На окраине деревеньки паслись красивые кони; здесь жили королевские пастухи. Пока мы отдыхали на перевале, появились трое мужчин. Они молча полюбовались моими камерами, потом сказали, что утром на бамбуковом поле, совсем рядом с домами, застрелили крупного медведя. Я пошёл взглянуть на него. Медведь — чёрный, с белым треугольником под шеей — был и в самом деле огромен. Тенсинг отвернулся. — Какой грех! — пробормотал он. Душа буддиста страдала от этого зрелища. За перевалом Пелела начиналась территория крепости Тонгса. Это самый крупный из бутанских дзонгов, долгие столетия он внушал страх и уважение.

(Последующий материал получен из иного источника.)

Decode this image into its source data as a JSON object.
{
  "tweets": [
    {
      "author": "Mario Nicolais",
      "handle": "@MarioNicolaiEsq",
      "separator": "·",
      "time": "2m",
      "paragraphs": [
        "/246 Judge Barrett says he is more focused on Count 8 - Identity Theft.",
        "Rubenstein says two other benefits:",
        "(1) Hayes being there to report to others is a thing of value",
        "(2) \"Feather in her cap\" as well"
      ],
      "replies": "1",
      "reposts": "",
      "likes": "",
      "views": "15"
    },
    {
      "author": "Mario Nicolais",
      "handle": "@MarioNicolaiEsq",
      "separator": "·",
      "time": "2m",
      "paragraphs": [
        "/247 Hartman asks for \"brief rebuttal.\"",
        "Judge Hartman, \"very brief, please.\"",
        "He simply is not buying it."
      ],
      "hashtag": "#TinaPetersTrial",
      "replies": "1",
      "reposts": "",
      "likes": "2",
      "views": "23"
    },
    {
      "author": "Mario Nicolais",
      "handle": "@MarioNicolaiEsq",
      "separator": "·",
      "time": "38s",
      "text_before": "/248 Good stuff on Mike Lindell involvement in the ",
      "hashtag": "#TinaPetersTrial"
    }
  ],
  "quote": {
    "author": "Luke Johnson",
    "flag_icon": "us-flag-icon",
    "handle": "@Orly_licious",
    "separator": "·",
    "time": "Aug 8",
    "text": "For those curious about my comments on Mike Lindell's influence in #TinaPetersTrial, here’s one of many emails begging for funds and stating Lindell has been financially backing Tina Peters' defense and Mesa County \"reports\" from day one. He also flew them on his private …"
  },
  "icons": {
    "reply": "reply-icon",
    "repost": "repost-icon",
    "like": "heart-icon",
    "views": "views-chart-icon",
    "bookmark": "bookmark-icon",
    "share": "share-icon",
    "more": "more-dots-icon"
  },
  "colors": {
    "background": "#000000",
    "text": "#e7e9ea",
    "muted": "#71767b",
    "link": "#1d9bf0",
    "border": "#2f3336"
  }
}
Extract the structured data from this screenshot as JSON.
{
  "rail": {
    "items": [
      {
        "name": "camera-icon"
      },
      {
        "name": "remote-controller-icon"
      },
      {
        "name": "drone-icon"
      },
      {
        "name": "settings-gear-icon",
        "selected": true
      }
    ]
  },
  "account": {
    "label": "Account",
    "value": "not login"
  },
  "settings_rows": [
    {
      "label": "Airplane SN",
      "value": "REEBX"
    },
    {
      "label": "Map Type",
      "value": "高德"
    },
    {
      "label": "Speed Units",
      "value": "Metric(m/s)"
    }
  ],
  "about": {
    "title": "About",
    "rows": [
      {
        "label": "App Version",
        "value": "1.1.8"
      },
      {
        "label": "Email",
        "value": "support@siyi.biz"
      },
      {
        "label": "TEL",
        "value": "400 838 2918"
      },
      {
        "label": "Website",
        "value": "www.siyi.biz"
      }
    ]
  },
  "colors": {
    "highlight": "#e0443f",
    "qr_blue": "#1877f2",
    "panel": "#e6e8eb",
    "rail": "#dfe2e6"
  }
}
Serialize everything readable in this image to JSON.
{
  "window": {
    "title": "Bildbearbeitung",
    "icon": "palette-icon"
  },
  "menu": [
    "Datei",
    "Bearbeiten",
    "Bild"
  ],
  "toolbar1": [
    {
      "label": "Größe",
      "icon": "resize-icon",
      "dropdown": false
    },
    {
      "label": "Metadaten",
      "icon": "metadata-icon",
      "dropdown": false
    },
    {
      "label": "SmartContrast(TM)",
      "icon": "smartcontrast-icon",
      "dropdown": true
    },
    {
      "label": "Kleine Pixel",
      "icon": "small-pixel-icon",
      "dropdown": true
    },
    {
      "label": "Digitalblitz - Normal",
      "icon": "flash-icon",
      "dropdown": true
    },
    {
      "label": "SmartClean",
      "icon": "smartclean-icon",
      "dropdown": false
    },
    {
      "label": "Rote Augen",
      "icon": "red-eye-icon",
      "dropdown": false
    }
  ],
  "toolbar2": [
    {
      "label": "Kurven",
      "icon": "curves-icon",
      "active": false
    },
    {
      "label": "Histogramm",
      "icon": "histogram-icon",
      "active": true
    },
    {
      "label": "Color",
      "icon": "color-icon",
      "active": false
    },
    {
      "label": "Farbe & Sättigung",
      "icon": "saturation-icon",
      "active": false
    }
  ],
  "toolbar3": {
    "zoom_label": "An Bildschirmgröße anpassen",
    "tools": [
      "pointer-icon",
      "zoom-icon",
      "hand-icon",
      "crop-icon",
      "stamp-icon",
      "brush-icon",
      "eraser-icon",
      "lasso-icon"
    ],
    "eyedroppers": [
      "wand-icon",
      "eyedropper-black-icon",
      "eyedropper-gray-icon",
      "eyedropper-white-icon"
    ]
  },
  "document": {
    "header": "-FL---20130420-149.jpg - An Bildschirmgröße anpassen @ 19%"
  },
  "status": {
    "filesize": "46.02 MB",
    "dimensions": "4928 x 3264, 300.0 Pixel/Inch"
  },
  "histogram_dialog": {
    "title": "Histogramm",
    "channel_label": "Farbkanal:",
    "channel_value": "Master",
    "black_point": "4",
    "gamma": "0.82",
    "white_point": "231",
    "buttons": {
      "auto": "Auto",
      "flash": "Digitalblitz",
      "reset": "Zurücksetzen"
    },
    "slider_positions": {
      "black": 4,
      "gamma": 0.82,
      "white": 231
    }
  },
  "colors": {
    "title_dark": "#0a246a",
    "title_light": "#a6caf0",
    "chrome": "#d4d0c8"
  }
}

Пенлопов (правителей) Тонгсы, прославленных воинов, чаще других избирали дебами страны. Так было до 1907 года, когда пенлоп по имени Ургьен Вангчук, дед нынешнего короля, провозгласил себя гьялпо — наследственным монархом Бутана.
Джон Клод Уайт, британский атташе в Сиккиме, был приглашён на коронацию в Пунакху. В церемониальном зале дзонга пенлоп Тонгсы, сидя на троне, по очереди принимал подарки от глав 32 бутанских крепостей и настоятелей главных монастырей.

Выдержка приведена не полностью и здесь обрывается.